Kathie Hanratty agreed to pay back more than $500,000, which includes a penalty of roughly $250,000, according to court papers filed this week in Connecticut.
The SEC filed its complaint against Hanratty and Carr in July. In late May, they also were sued by Heartland in New Jersey. The suit alleged Carr provided inside information — along with about $1 million — to Hanratty, characterized as his girlfriend, to buy Heartland stock before the December 2015 announcement that the company was to be acquired by Georgia-based Global Payments Inc.
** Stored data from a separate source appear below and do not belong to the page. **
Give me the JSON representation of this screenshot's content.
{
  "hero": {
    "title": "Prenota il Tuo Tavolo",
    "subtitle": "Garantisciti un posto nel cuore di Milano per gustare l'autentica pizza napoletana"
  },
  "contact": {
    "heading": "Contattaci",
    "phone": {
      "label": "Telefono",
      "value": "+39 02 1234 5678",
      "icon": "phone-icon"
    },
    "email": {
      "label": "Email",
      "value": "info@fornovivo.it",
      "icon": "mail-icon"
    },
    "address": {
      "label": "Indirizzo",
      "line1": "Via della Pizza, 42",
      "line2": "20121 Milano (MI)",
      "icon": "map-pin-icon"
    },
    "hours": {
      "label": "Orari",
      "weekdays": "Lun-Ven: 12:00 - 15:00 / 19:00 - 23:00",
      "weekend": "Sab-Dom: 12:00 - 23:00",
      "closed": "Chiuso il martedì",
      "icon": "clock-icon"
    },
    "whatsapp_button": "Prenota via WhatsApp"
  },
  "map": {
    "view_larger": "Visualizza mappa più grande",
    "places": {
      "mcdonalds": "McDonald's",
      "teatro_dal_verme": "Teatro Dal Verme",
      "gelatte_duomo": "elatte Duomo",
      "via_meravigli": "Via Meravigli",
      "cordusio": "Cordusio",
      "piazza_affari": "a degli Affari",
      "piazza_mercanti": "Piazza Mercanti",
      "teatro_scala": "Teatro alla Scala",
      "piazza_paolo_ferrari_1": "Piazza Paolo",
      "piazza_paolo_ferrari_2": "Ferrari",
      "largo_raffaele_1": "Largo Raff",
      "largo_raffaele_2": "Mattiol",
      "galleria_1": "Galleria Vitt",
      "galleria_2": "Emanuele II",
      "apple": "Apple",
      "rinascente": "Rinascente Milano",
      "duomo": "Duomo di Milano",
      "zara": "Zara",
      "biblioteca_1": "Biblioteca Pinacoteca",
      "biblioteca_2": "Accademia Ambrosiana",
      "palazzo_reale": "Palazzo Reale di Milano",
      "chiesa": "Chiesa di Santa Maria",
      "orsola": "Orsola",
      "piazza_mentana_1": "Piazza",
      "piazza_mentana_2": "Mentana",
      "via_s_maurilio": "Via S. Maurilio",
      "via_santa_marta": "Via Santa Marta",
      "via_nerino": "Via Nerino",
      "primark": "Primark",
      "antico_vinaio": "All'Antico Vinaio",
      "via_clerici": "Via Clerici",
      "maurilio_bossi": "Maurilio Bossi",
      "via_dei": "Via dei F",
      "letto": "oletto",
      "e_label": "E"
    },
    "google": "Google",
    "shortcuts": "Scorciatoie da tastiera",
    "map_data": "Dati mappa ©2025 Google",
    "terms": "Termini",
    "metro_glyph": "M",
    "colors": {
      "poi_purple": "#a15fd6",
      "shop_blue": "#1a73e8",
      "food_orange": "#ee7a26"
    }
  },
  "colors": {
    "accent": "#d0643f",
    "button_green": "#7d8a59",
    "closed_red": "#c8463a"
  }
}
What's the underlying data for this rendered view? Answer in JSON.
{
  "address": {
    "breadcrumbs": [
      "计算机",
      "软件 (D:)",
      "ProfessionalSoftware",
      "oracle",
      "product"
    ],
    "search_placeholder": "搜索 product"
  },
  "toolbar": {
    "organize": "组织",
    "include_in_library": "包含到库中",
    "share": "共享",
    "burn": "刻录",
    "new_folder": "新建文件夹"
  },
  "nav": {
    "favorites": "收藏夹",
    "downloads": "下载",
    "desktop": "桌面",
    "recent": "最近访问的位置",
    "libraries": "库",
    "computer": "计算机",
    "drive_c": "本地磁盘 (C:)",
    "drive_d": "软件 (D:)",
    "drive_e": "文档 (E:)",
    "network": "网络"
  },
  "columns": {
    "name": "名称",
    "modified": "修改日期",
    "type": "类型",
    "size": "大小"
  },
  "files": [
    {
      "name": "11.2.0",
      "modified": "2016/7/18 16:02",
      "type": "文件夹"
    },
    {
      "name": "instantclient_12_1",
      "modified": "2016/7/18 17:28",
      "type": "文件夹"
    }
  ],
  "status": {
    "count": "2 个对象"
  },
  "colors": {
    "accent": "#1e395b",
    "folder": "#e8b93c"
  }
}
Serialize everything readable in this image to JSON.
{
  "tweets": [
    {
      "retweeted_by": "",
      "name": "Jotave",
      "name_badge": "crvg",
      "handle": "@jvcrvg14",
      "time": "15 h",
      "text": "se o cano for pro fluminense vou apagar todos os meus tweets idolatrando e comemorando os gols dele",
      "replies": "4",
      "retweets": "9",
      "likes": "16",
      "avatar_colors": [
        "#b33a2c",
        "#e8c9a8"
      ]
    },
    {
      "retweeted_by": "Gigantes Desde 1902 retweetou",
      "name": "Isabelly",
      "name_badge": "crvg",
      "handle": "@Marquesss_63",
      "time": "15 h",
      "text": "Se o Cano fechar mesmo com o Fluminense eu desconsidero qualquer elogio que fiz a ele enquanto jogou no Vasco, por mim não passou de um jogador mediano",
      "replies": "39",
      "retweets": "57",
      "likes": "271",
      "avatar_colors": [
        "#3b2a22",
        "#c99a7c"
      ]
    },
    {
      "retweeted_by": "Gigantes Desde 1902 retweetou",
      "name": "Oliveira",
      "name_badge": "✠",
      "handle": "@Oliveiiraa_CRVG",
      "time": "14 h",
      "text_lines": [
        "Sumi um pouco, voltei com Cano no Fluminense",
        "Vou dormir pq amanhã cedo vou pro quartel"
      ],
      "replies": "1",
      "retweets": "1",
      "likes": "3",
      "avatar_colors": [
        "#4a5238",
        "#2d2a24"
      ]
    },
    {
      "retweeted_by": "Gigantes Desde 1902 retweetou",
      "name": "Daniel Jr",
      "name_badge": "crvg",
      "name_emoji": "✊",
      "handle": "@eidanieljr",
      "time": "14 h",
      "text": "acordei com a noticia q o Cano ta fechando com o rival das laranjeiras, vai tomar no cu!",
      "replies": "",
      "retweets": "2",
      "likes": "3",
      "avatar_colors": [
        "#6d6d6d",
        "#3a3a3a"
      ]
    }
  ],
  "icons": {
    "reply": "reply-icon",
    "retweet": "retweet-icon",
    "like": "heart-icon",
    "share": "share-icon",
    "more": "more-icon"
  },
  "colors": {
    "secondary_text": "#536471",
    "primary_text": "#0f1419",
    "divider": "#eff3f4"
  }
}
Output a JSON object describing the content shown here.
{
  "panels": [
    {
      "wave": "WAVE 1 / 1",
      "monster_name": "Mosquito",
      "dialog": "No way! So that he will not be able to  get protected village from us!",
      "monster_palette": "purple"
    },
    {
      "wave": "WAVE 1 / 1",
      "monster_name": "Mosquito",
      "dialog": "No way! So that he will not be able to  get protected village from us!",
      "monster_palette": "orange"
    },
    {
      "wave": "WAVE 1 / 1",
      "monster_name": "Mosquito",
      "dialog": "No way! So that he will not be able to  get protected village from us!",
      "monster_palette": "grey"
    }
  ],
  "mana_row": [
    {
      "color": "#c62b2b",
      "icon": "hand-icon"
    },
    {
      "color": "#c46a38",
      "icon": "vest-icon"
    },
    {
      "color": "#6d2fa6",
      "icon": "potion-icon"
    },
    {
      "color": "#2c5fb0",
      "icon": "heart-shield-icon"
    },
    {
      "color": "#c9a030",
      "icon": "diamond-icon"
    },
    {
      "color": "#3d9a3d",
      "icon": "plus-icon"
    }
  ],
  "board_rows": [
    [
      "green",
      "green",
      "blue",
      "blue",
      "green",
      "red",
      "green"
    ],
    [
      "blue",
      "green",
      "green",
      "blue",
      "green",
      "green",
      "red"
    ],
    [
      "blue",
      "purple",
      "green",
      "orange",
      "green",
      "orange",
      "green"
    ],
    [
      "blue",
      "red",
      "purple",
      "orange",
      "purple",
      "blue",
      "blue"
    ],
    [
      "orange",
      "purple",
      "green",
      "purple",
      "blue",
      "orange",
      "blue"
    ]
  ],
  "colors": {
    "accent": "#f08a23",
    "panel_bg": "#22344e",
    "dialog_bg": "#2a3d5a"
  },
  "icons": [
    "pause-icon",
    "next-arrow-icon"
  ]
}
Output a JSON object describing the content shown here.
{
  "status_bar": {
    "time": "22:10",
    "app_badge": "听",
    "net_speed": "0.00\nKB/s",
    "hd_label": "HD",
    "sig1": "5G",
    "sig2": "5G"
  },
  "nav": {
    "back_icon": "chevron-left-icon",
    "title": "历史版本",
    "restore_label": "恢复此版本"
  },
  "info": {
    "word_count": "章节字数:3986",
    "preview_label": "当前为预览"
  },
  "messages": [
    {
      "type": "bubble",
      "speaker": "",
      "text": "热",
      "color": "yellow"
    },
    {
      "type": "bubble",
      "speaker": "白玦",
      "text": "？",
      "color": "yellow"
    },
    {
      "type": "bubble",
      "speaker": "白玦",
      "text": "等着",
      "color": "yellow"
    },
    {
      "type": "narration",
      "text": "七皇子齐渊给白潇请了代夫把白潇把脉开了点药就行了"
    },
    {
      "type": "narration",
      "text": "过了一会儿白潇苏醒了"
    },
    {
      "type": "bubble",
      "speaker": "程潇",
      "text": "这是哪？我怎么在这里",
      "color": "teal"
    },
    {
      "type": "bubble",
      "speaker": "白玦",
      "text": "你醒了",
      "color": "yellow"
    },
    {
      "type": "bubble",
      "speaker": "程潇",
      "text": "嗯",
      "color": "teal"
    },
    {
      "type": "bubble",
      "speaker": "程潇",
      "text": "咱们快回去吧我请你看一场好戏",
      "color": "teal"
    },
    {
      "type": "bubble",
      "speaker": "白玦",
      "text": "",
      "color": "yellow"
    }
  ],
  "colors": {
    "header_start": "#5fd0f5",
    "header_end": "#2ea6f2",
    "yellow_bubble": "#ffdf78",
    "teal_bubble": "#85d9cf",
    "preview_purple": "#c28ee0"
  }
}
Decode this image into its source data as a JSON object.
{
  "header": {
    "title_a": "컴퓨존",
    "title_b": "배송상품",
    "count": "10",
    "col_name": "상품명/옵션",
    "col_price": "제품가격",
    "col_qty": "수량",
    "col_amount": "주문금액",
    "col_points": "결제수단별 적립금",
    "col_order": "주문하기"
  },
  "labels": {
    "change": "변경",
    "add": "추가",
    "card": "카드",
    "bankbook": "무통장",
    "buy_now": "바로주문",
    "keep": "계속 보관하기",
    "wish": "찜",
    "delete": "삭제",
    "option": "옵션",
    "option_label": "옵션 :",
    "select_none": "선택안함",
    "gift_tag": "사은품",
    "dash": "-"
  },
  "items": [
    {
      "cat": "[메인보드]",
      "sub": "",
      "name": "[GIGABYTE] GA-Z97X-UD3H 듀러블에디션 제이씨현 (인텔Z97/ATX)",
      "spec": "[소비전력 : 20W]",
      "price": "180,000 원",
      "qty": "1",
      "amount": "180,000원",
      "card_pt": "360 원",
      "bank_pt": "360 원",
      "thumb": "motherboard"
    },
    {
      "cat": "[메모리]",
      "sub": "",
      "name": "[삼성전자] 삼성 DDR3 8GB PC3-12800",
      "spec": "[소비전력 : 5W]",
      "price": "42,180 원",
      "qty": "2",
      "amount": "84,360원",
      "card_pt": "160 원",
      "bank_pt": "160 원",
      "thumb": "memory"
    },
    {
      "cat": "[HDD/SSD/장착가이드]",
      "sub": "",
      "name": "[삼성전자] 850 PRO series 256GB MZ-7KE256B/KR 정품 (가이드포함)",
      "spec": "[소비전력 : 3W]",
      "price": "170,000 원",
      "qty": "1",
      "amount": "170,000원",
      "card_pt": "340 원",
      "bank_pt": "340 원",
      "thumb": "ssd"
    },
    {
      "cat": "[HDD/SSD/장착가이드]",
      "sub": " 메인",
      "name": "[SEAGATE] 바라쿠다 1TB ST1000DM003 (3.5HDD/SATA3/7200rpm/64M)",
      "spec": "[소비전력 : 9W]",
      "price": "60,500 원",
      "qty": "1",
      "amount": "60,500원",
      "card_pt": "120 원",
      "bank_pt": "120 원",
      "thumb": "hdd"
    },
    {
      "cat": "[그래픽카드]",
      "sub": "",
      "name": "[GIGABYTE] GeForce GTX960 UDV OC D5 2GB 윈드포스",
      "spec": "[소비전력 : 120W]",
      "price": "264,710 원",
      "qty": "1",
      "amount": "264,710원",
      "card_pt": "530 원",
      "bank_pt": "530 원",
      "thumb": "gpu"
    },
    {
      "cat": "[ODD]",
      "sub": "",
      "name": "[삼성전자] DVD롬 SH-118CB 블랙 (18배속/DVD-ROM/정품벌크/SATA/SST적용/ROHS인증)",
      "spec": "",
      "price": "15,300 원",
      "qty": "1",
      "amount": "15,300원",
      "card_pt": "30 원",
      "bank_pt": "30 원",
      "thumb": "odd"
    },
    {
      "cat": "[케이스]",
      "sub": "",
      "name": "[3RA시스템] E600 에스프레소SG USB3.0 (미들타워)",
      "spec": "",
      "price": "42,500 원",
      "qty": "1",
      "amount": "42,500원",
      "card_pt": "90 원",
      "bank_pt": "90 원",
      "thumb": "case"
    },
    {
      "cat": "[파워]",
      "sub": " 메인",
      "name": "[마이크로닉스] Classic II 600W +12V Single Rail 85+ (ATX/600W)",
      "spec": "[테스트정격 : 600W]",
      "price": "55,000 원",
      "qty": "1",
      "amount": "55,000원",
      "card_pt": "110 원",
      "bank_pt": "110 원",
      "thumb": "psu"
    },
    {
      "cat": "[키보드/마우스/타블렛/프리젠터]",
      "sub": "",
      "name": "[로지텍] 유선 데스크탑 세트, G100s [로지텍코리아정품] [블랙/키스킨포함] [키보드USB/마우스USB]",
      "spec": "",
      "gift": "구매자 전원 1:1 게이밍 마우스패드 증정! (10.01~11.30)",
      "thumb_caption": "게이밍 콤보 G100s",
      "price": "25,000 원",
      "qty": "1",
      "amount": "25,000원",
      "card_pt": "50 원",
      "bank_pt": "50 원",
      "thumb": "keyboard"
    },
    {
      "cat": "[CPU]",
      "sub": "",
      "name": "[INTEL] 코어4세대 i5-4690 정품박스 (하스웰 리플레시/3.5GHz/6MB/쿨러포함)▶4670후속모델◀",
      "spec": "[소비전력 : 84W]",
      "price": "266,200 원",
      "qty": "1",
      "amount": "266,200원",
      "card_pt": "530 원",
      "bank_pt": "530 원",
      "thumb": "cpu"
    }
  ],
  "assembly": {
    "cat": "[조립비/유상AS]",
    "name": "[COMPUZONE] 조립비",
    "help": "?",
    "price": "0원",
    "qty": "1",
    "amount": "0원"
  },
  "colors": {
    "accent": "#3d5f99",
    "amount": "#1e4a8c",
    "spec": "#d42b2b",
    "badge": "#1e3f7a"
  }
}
Carr is alleged to have met with representatives from Global and learned the company planned to offer $97.50 per share for Heartland stock — a fact he allegedly passed on to Hanratty the same day. About a week later, the suit claims, he sent a check to Hanratty to purchase the stock. Rumors of Global's offer surfaced about three weeks later, and shortly after that the companies announced the offer, according to the suit.
That information allegedly gave Hanratty's investment a "25% gain," according to the lawsuit.
At the time the Heartland lawsuit was filed, an attorney representing Carr said he received prior authorization from Heartland's legal counsel for his stock transactions and that the lawsuit was "a smear campaign." Messages left with his attorney weren't immediately returned Thursday.
Carr founded Heartland in Princeton, New Jersey in the late 1990s and grew it into one of the country's largest payment processing companies. Along the way, he formed a foundation that paid college tuition for hundreds of economically disadvantaged students. He also wrote a book about his journey from a working-class upbringing to millionaire entrepreneur. The company sold for roughly $4 billion in 2016.